Le projet est né durant la crise sanitaire du Covid-19. À l’origine, les créateurs envisageaient de produire une simple web-série policière se déroulant dans un commissariat. Finalement, l’idée a mûri pour devenir un film centré sur une école de police fictive. Pour les besoins du tournage, la production a d’ailleurs transformé le célèbre Parc Borély de Marseille en centre de formation pour ces recrues d’un nouveau genre.

Pour concevoir cette comédie, Nordine Salhi reconnaît s’être inspiré de la célèbre saga américaine Police Academy. Il a visionné l’intégralité de ces films cultes des années 1980 afin d’en capter l’essence humoristique sans pour autant en faire un copier-coller.

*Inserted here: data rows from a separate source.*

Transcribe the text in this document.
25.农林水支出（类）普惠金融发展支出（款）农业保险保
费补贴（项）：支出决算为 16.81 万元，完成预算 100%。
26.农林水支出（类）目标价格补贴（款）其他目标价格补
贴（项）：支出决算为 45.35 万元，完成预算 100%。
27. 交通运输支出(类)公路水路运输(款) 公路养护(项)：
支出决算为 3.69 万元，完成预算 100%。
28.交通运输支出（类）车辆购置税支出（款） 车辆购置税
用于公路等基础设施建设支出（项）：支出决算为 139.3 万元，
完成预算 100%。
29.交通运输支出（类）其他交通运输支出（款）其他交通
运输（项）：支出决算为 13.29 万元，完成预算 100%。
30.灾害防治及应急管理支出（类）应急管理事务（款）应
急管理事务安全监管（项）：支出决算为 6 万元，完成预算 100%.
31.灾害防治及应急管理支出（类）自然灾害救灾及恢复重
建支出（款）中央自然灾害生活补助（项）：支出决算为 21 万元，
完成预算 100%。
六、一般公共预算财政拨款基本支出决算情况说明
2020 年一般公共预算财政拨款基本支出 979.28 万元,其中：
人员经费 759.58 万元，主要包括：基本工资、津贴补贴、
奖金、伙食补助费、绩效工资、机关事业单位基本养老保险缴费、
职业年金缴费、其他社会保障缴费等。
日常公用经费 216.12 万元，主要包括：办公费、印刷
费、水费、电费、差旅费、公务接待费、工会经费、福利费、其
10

Une réception critique particulièrement difficile

Malgré l’enthousiasme des créateurs, la réception par le public et la critique s’est avérée particulièrement sévère lors de la sortie nationale. Sur la plateforme AlloCiné, le long-métrage enregistre une moyenne très basse de 1,4/5. Les spectateurs pointent du doigt les faiblesses d’un scénario jugé inexistant et décrient des dialogues manquant cruellement de finesse. Beaucoup estiment que le film souffre de la comparaison avec ses modèles américains et l’accusent parfois d’être un plagiat raté.

Néanmoins, tout n’est pas sombre dans ce tableau critique. Quelques spectateurs saluent un divertissement sans prétention et bon enfant, idéal pour s’évader du quotidien. Certains observateurs notent également une progression technique encourageante dans le travail de Nordine Salhi depuis ses débuts sur Internet, même si la fin du film est souvent jugée trop abrupte.

Un joli succès économique en salles et en ligne

Si les critiques n’ont pas été tendres, l’exploitation commerciale montre que le film a su trouver son public. Diffusée dès la mi-février 2025, la bande-annonce a rapidement cumulé des dizaines de milliers de vues. Projeté au format large 2.39:1, le film a totalisé plus de 4,2 millions de dollars de recettes au box-office mondial.

Après sa carrière dans les salles obscures, cette comédie de 84 minutes a entamé sa seconde vie sur les écrans de télévision. Elle est disponible en vidéo à la demande depuis l’été 2025 sur de nombreuses plateformes de streaming et de location, permettant ainsi aux amateurs de comédies populaires de découvrir cette aventure policière marseillaise depuis leur salon.